Даже самые значительные по содержанию хоровые песни в его трагедиях, нередко оцениваемые изолированно от их места в драме, предстают далеко не столь однозначными, если постараться понять их в общем контексте произведения. Так, знаменитый 1-й стасим "Антигоны" является, конечно, торжествующей песнью во славу цивилизации и достижений человеческого рода. Но нельзя забывать, что перевод его первого стиха ("Много есть чудес на свете" — в переводе С. Шервинского) очень далек от истинного смысла: прилагательное deinos, которое переведено как "чудеса", на самом деле обозначает нечто "вызывающее удивление, смешанное со страхом", и это значение раскрывается в заключении стасима: все зависит от того, подчиняет ли человек свое поведение вечным божественным законам; если нет, то его гордое самосознание может стать источником бед, как это и выяснится в конце трагедии на примере Креонта.
Другой случай — 2-й стасим из "Царя Эдипа". Не одно поколение филологов пыталось понять, кого из действующих лиц хор укоряет в "гордыне, порождающей тиранию", — называли Иокасту, называли самого Эдипа и в любом случае считали, что этот стасим отражает мысли самого богобоязненного Софокла. Между тем здесь партия хора, не обращенная ни к кому конкретно, служит усилению беспокойства и страха, все больше овладевающих фиванскими старцами: если окажется, что Эдип убил Лая, это будет означать, что царь, спасший Фивы и высоко ценимый гражданами, оскверняет своим присутствием родную землю убитого и тем самым нарушает "законы, рожденные в небесном эфире". С другой стороны, если подтвердится вина Эдипа, этим будет доказана лживость оракула, исходившего от святилища Аполлона и предвещавшего Лаю смерть от рук сына, — где же искать правду? Смятение хора как нельзя кстати в той тревожной атмосфере, которая все более сгущается вокруг Эдипа.

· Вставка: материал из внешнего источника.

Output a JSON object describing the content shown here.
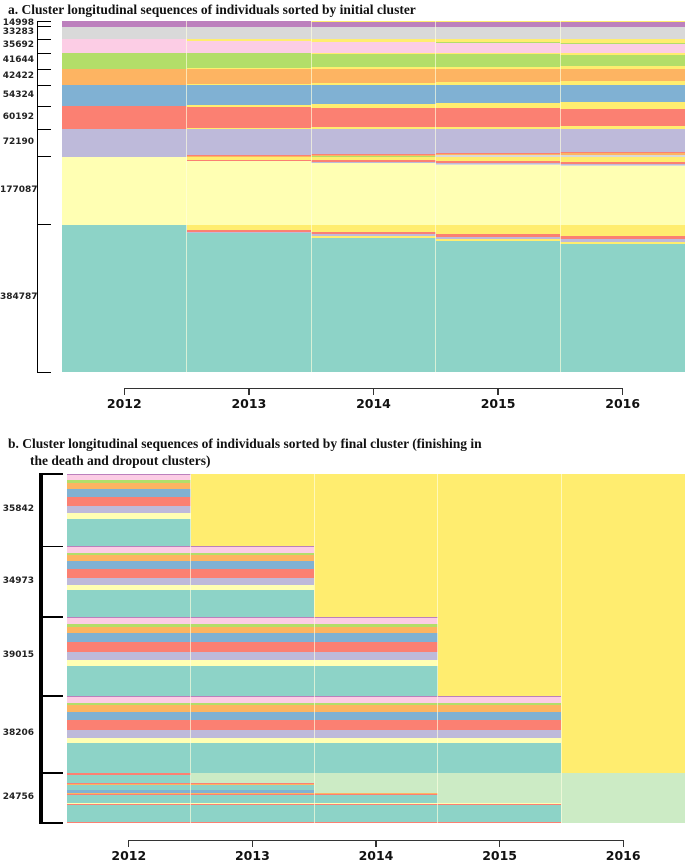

Таким образом, каждая партия хора нуждается в конкретном анализе, определяющем ее место в драматургической структуре целого, и тогда выясняется, что этот коллективный персонаж — не более чем одно из действующих лиц, часто очень тесно связанное с судьбой главных героев и поэтому отнюдь не претендующее на возвещение непреложной и отвлеченной истины.